I have been working in the VIBeS team since 2003, when we were still scanning our very first preterm cohort of infants!

Before joining the VIBeS team, I majored in botany, microbiology and genetics at university, and had started a project which involved genetic engineering cotton plants to be resistant to fungus. I soon realised that career was not for me, had a change of heart, and decided to do something to help people more directly! I started searching for research assistant positions in the field of medical research and was attracted to a position within the VIBeS team since I liked the idea helping improve the lives of babies who have a challenging start to life. It was here I found my niche in neuroimaging and continued to do more studies in neuroscience and a PhD.

I am proud that our team has established an international reputation in the field. We are at the forefront of discovering underlying problems in the brain that contribute to adverse outcomes in high-risk infants, especially those born very early.

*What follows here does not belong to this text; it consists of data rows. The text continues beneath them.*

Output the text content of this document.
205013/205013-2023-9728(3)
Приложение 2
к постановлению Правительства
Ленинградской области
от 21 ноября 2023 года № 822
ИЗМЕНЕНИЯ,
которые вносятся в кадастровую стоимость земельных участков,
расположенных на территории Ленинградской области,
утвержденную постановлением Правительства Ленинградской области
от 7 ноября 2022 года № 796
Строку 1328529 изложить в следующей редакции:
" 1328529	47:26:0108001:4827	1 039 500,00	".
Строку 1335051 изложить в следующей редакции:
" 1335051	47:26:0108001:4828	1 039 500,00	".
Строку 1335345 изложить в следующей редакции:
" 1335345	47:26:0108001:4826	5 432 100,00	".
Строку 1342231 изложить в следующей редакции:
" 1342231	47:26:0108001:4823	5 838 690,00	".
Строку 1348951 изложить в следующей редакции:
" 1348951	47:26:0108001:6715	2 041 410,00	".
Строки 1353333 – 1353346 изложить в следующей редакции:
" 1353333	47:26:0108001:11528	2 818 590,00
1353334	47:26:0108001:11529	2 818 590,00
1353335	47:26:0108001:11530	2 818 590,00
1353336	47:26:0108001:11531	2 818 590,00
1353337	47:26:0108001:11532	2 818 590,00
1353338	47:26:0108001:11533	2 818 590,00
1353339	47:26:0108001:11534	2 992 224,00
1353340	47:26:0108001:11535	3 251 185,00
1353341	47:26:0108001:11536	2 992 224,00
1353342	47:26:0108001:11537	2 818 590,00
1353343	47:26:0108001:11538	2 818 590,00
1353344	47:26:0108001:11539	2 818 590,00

We have also made a major contribution to mapping how the brain develops over time, with our unique cohort of children who have kept returning for follow-up MRI scans since their birth, and are soon to be 20 years old.

How is neuroimaging in particular advanced our understanding of the cohort you are studying?

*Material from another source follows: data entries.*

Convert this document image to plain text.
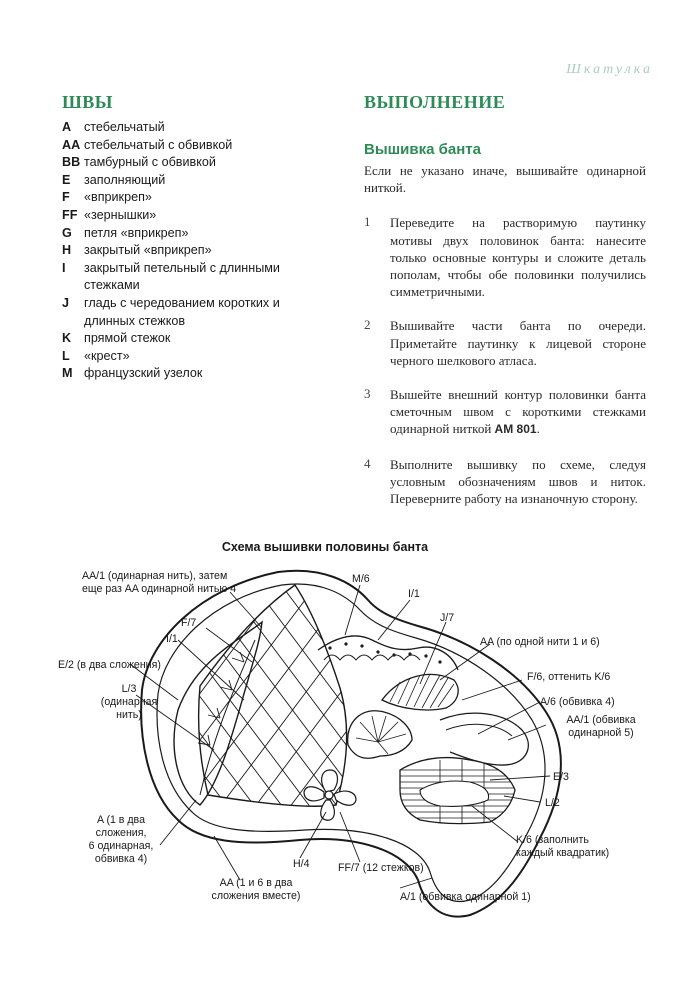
Шкатулка
ШВЫ
A	стебельчатый
AA стебельчатый с обвивкой
BB тамбурный с обвивкой
E	заполняющий
F	«вприкреп»
FF «зернышки»
G петля «вприкреп»
H	закрытый «вприкреп»
I	закрытый петельный с длинными стежками
J	гладь с чередованием коротких и длинных стежков
K	прямой стежок
L	«крест»
M французский узелок
ВЫПОЛНЕНИЕ
Вышивка банта

Если не указано иначе, вышивайте одинарной ниткой.

1	Переведите на растворимую паутинку мотивы двух половинок банта: нанесите только основные контуры и сложите деталь пополам, чтобы обе половинки получились симметричными.

2	Вышивайте части банта по очереди. Приметайте паутинку к лицевой стороне черного шелкового атласа.

3	Вышейте внешний контур половинки банта сметочным швом с короткими стежками одинарной ниткой AM 801.

4	Выполните вышивку по схеме, следуя условным обозначениям швов и ниток. Переверните работу на изнаночную сторону.

Схема вышивки половины банта
AA/1 (одинарная нить), затем
еще раз AA одинарной нитью 4
M/6
I/1
F/7	J/7
I/1	AA (по одной нити 1 и 6)
E/2 (в два сложения)
L/3
(одинарная
нить)
F/6, оттенить K/6
A/6 (обвивка 4)
AA/1 (обвивка
одинарной 5)
E/3
L/2
A (1 в два
сложения,
6 одинарная,
обвивка 4)
K/6 (заполнить
каждый квадратик)
H/4	FF/7 (12 стежков)
AA (1 и 6 в два
сложения вместе)	A/1 (обвивка одинарной 1)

Our neuroimaging studies have provided crucial information about alterations to the development of the preterm brain, revealing what early life factors contribute to these alterations, and showing how these alterations relate to later outcomes. We have used neuroimaging in multiple randomised controlled trials and interventions to determine how the brain is affected by therapies aimed at improving outcomes of high-risk infants, such as caffeine, steroids, DHA fatty acid and cognitive training.

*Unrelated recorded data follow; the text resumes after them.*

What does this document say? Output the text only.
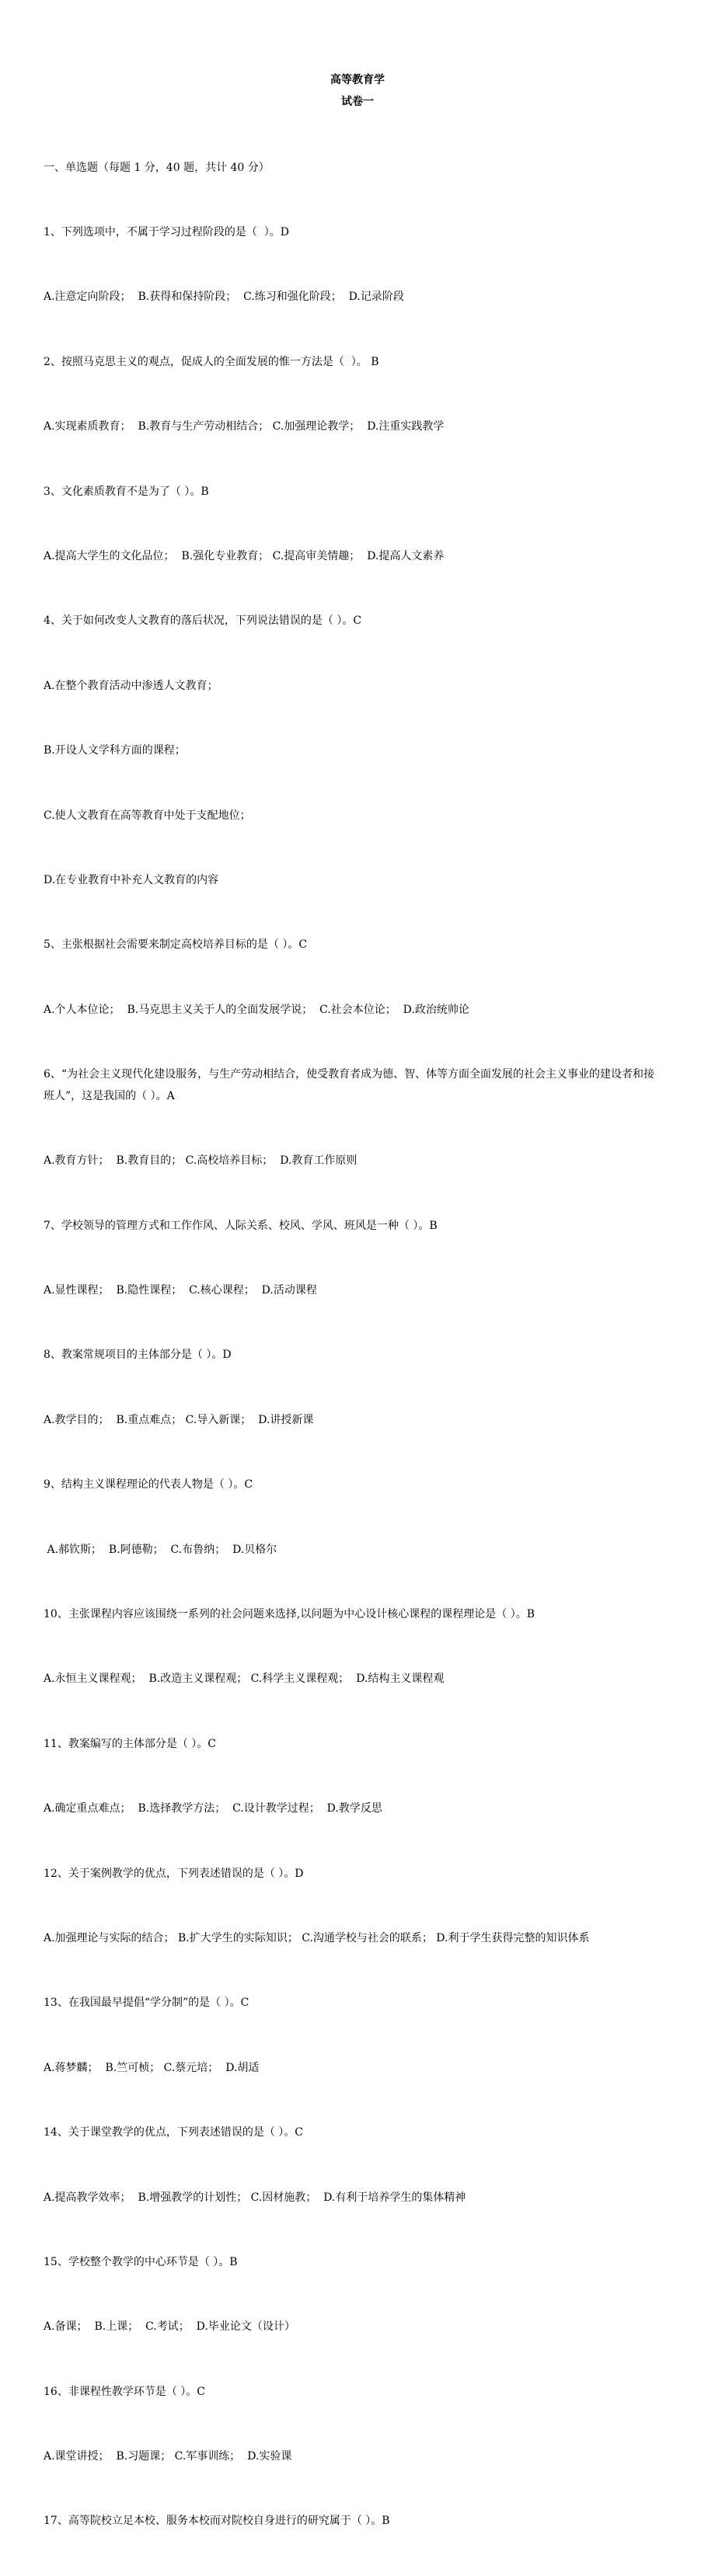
高等教育学
试卷一

一、单选题（每题 1 分，40 题，共计 40 分）

1、下列选项中，不属于学习过程阶段的是（  ）。D

A.注意定向阶段；  B.获得和保持阶段；  C.练习和强化阶段；  D.记录阶段

2、按照马克思主义的观点，促成人的全面发展的惟一方法是（  ）。 B

A.实现素质教育；  B.教育与生产劳动相结合； C.加强理论教学；  D.注重实践教学

3、文化素质教育不是为了（ ）。B

A.提高大学生的文化品位；  B.强化专业教育； C.提高审美情趣；  D.提高人文素养

4、关于如何改变人文教育的落后状况，下列说法错误的是（ ）。C

A.在整个教育活动中渗透人文教育；

B.开设人文学科方面的课程；

C.使人文教育在高等教育中处于支配地位；

D.在专业教育中补充人文教育的内容

5、主张根据社会需要来制定高校培养目标的是（ ）。C

A.个人本位论；  B.马克思主义关于人的全面发展学说；  C.社会本位论；  D.政治统帅论

6、“为社会主义现代化建设服务，与生产劳动相结合，使受教育者成为德、智、体等方面全面发展的社会主义事业的建设者和接班人”，这是我国的（ ）。A

A.教育方针；  B.教育目的； C.高校培养目标；  D.教育工作原则

7、学校领导的管理方式和工作作风、人际关系、校风、学风、班风是一种（ ）。B

A.显性课程；  B.隐性课程；  C.核心课程；  D.活动课程

8、教案常规项目的主体部分是（ ）。D

A.教学目的；  B.重点难点； C.导入新课；  D.讲授新课

9、结构主义课程理论的代表人物是（ ）。C

A.郝钦斯；  B.阿德勒；  C.布鲁纳；  D.贝格尔

10、主张课程内容应该围绕一系列的社会问题来选择,以问题为中心设计核心课程的课程理论是（ ）。B

A.永恒主义课程观；  B.改造主义课程观； C.科学主义课程观；  D.结构主义课程观

11、教案编写的主体部分是（ ）。C

A.确定重点难点；  B.选择教学方法；  C.设计教学过程；  D.教学反思

12、关于案例教学的优点，下列表述错误的是（ ）。D

A.加强理论与实际的结合； B.扩大学生的实际知识； C.沟通学校与社会的联系； D.利于学生获得完整的知识体系

13、在我国最早提倡“学分制”的是（ ）。C

A.蒋梦麟；  B.竺可桢； C.蔡元培；  D.胡适

14、关于课堂教学的优点，下列表述错误的是（ ）。C

A.提高教学效率；  B.增强教学的计划性； C.因材施教；  D.有利于培养学生的集体精神

15、学校整个教学的中心环节是（ ）。B

A.备课；  B.上课；  C.考试；  D.毕业论文（设计）

16、非课程性教学环节是（ ）。C

A.课堂讲授；  B.习题课； C.军事训练；  D.实验课

17、高等院校立足本校、服务本校而对院校自身进行的研究属于（ ）。B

These trials have led to changes in clinical practice, and neuroimaging findings played a part in this. Along with other international neuroimaging research, our research has led to brain MRI becoming standard of care for very preterm infants in many centres around the world.

Who are your main collaborators?

The CRE’s neuroimaging group is located within the Developmental Imaging team at MCRI, and so we are closely amalgamated with researchers who provide technical expertise for us to successfully apply neuroimaging to our clinical research questions. We have a large network of other collaborators both locally (University of Melbourne; Monash University, including Monash Biomedical Imaging; LaTrobe University; Deakin University; and the Royal Women’s Hospital) and all over the world (Harvard University, including the Computation Radiology Laboratory; Boston Children’s Hospital; Washington University and St Louis Children’s Hospital; Image Sciences Institute, Utrecht, The Netherlands; University of Montreal and University of Calgary in Canada, King’s College London, and others).

What are you now researching?

We are preparing to begin a 20 year follow up of the cohort from which the above findings came. Now that we have finished investigating how the very preterm brain develops, we would like to continue to see how it ages during adulthood.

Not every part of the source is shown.